# expose time



## overthecurve (May 18, 2007)

I expose my screen for around 1 hour with a 150 halogen watt light. And i started to hose it outside (was dark and used a light to see what i was doing) it was starting to work and then it just wouldng come out. After trying it for about 5-7 min i gave up and then i was washing it off with just warm water since i didnt get my remover yet, then the mould was starting to show but then just went away for good.

How long should my expose time be with a 150 halogen light.

The height is about 17inch away from the screen..

Can someone help me out.. 

Also is there any other stuff aroudn to house to clean the emulsion on the screen, just incase my stuff doesnt come in by tommorow.


----------



## tynie626 (May 2, 2007)

well i used a 150 flourescent bulb before with a 10x18 screen, at 12 inches for 45 minutes, with speedball emulsion and all was fine.. now im using ulano qtx, with a 250 watt halogen work lamp at 18 inches with a 18x18 screen at 18 inches and it takes me about 25 minutes..

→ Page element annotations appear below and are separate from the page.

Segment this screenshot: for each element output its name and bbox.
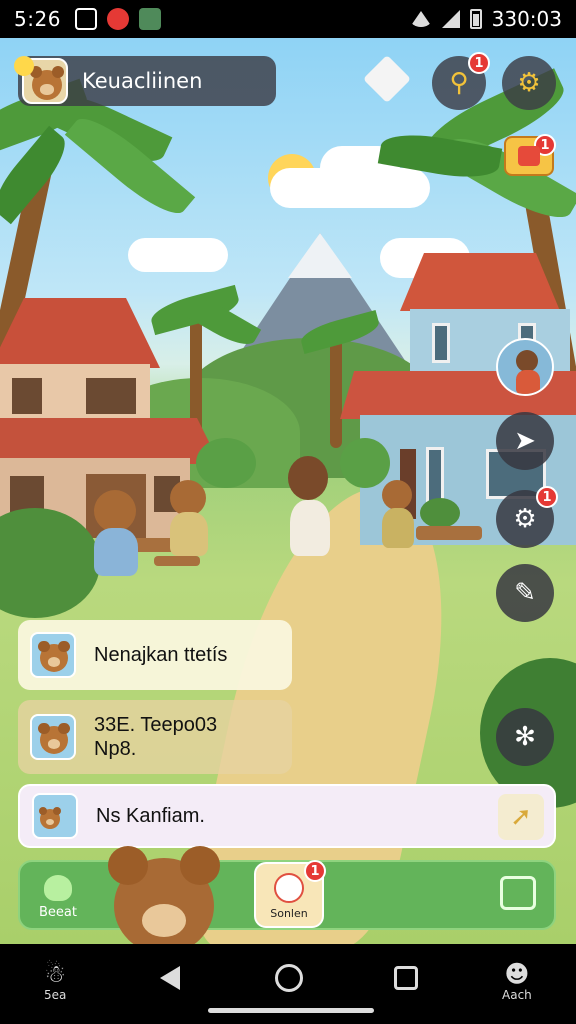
people-icon: ☃ bbox=[44, 960, 66, 988]
sonlen-badge: 1 bbox=[304, 860, 326, 882]
bench bbox=[416, 526, 482, 540]
villager-body bbox=[290, 500, 330, 556]
face-icon bbox=[274, 873, 304, 903]
settings-button[interactable]: ⚙ bbox=[502, 56, 556, 110]
player-profile[interactable]: Keuacliinen bbox=[18, 56, 276, 106]
bear-head bbox=[170, 480, 206, 516]
system-nav-bar: ☃ 5ea ☻ Aach bbox=[0, 944, 576, 1024]
quest-panel[interactable]: Ns Kanfiam. ➚ bbox=[18, 784, 556, 848]
quest-label: Nenajkan ttetís bbox=[94, 644, 228, 666]
cloud bbox=[128, 238, 228, 272]
search-button[interactable]: ⚲ 1 bbox=[432, 52, 490, 110]
bear-head bbox=[94, 490, 136, 532]
nav-left-label: 5ea bbox=[44, 988, 67, 1002]
smiley-icon bbox=[14, 56, 34, 76]
house-window bbox=[432, 323, 450, 363]
bear-head bbox=[382, 480, 412, 510]
player-name: Keuacliinen bbox=[82, 69, 203, 93]
search-badge: 1 bbox=[468, 52, 490, 74]
edit-button[interactable]: ✎ bbox=[496, 564, 554, 622]
bear-avatar-icon bbox=[30, 66, 64, 100]
quest-thumbnail bbox=[30, 714, 76, 760]
bear-body bbox=[170, 512, 208, 556]
sonlen-button[interactable]: Sonlen 1 bbox=[254, 860, 326, 928]
quest-panel[interactable]: Nenajkan ttetís bbox=[18, 620, 292, 690]
quest-panel[interactable]: 33E. Teepo03 Np8. bbox=[18, 700, 292, 774]
gesture-bar[interactable] bbox=[208, 1008, 374, 1013]
friend-avatar-icon bbox=[514, 350, 542, 394]
search-icon: ⚲ bbox=[449, 68, 469, 98]
notification-icon bbox=[106, 8, 129, 30]
bottom-action-bar: Beeat Sonlen 1 bbox=[18, 860, 556, 930]
gem-icon[interactable] bbox=[362, 54, 412, 104]
bear-icon bbox=[38, 722, 70, 754]
house-window bbox=[12, 378, 42, 414]
bear-character[interactable] bbox=[88, 490, 148, 590]
status-right: 330:03 bbox=[409, 7, 562, 31]
gear-icon: ⚙ bbox=[513, 504, 537, 534]
quest-label-line2: Np8. bbox=[94, 738, 137, 760]
recents-icon[interactable] bbox=[394, 966, 418, 990]
pencil-icon: ✎ bbox=[514, 578, 536, 608]
quest-label-line1: 33E. Teepo03 bbox=[94, 714, 218, 736]
quest-text: 33E. Teepo03 Np8. bbox=[94, 713, 217, 761]
home-icon[interactable] bbox=[275, 964, 303, 992]
status-icons bbox=[74, 8, 161, 30]
bear-character[interactable] bbox=[380, 480, 420, 560]
bear-icon bbox=[38, 640, 70, 672]
friend-avatar[interactable] bbox=[496, 338, 554, 396]
bear-body bbox=[94, 528, 138, 576]
bear-mascot-face bbox=[108, 846, 220, 944]
bear-icon bbox=[38, 806, 62, 829]
villager-character[interactable] bbox=[280, 456, 340, 582]
compass-icon: ✻ bbox=[514, 722, 536, 752]
gift-badge: 1 bbox=[534, 134, 556, 156]
quest-thumbnail bbox=[30, 632, 76, 678]
house-roof bbox=[400, 253, 560, 311]
image-icon bbox=[74, 8, 97, 30]
game-scene[interactable]: Keuacliinen ⚲ 1 ⚙ 1 ➤ ⚙ 1 ✎ ✻ Nenajkan t… bbox=[0, 38, 576, 944]
status-time: 5:26 bbox=[14, 7, 61, 31]
bear-character[interactable] bbox=[166, 480, 216, 570]
gear-icon: ⚙ bbox=[517, 68, 541, 98]
house-roof bbox=[0, 298, 160, 368]
compass-button[interactable]: ✻ bbox=[496, 708, 554, 766]
calendar-icon[interactable] bbox=[500, 876, 536, 910]
sonlen-label: Sonlen bbox=[270, 907, 308, 920]
options-button[interactable]: ⚙ 1 bbox=[496, 486, 558, 548]
nav-right-label: Aach bbox=[502, 988, 532, 1002]
person-icon: ☻ bbox=[504, 960, 530, 988]
status-bar: 5:26 330:03 bbox=[0, 0, 576, 38]
battery-icon bbox=[469, 9, 482, 29]
house-window bbox=[86, 378, 136, 414]
heart-icon bbox=[44, 874, 72, 901]
quest-thumbnail bbox=[32, 793, 78, 839]
back-icon[interactable] bbox=[160, 966, 180, 990]
nav-left-item[interactable]: ☃ 5ea bbox=[44, 960, 66, 1002]
arrow-icon: ➚ bbox=[510, 802, 532, 832]
villager-head bbox=[288, 456, 328, 500]
quest-label: Ns Kanfiam. bbox=[96, 805, 205, 827]
shield-icon bbox=[138, 8, 161, 30]
bear-mascot bbox=[104, 846, 224, 944]
signal-icon bbox=[441, 10, 460, 28]
quest-action-button[interactable]: ➚ bbox=[498, 794, 544, 840]
status-clock: 330:03 bbox=[491, 7, 562, 31]
bear-body bbox=[382, 508, 414, 548]
beeat-button[interactable]: Beeat bbox=[28, 868, 88, 926]
rocket-icon: ➤ bbox=[514, 426, 536, 456]
options-badge: 1 bbox=[536, 486, 558, 508]
beeat-label: Beeat bbox=[39, 904, 77, 920]
gift-button[interactable]: 1 bbox=[504, 134, 556, 176]
nav-right-item[interactable]: ☻ Aach bbox=[502, 960, 532, 1002]
bush bbox=[420, 498, 460, 528]
shop-button[interactable]: ➤ bbox=[496, 412, 554, 470]
wifi-icon bbox=[409, 11, 432, 27]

also when i wash out after exposing, i use cold water


----------



## mizi117 (Mar 12, 2007)

why so long?I used 150 halogen bulb and only takes about 10 minutes to expose the emulsion.But the height is about 6 inch.


----------



## tynie626 (May 2, 2007)

mizi117 said:


> why so long?I used 150 halogen bulb and only takes about 10 minutes to expose the emulsion.But the height is about 6 inch.


6 inches seems very close to me!! at the 18 inches i use, the glass on top of my transparency is burning up! i wouldn't want to risk burning my screen!!


----------



## mizi117 (Mar 12, 2007)

its up to you.I just tell what i've experienced.


----------



## RichardGreaves (Nov 7, 2006)

overthecurve said:


> I expose my screen for around 1 hour with a 150 halogen watt light. And i started to hose it outside (was dark and used a light to see what i was doing) it was starting to work and then it just wouldng come out. After trying it for about 5-7 min i gave up and then i was washing it off with just warm water since i didnt get my remover yet, then the mould was starting to show but then just went away for good.
> 
> How long should my expose time be with a 150 halogen light.
> 
> The height is about 17inch away from the screen..


If the stencil doesn't wash out, it was crosslinked somehow - either UV light, stray light in your shop or too much heat (110F+) for several days.

Your positive may have failed and light got through it. Next time you expose, tape a dime to an unused area of the stencil as a proof. No light will penetrate the dime and it should wash out like a dream. If your image area doesn't wash out the same way, your positive is weak.

You can do better than 150 watt halogen lamps even on a small budget. Big box hardware stores have 500 and 1000 watt quartz halogen work lights, but they get very hot - watch out. Remember, even though you may be putting 500 waats into the lamp, most of it is generating heat and white light for reading or working - NOT UV. UV is just a handy byproduct for us. 

Remember to remove the protective glass. It's there to stop UV light from damaging your eyes.

Learn to make a step test to determine exposure time.
http://www.ulano.com/video/UlanoExposureTest.256k.wmv

Use a fast exposing SBQ emulsion to compensate for your low UV light source.


----------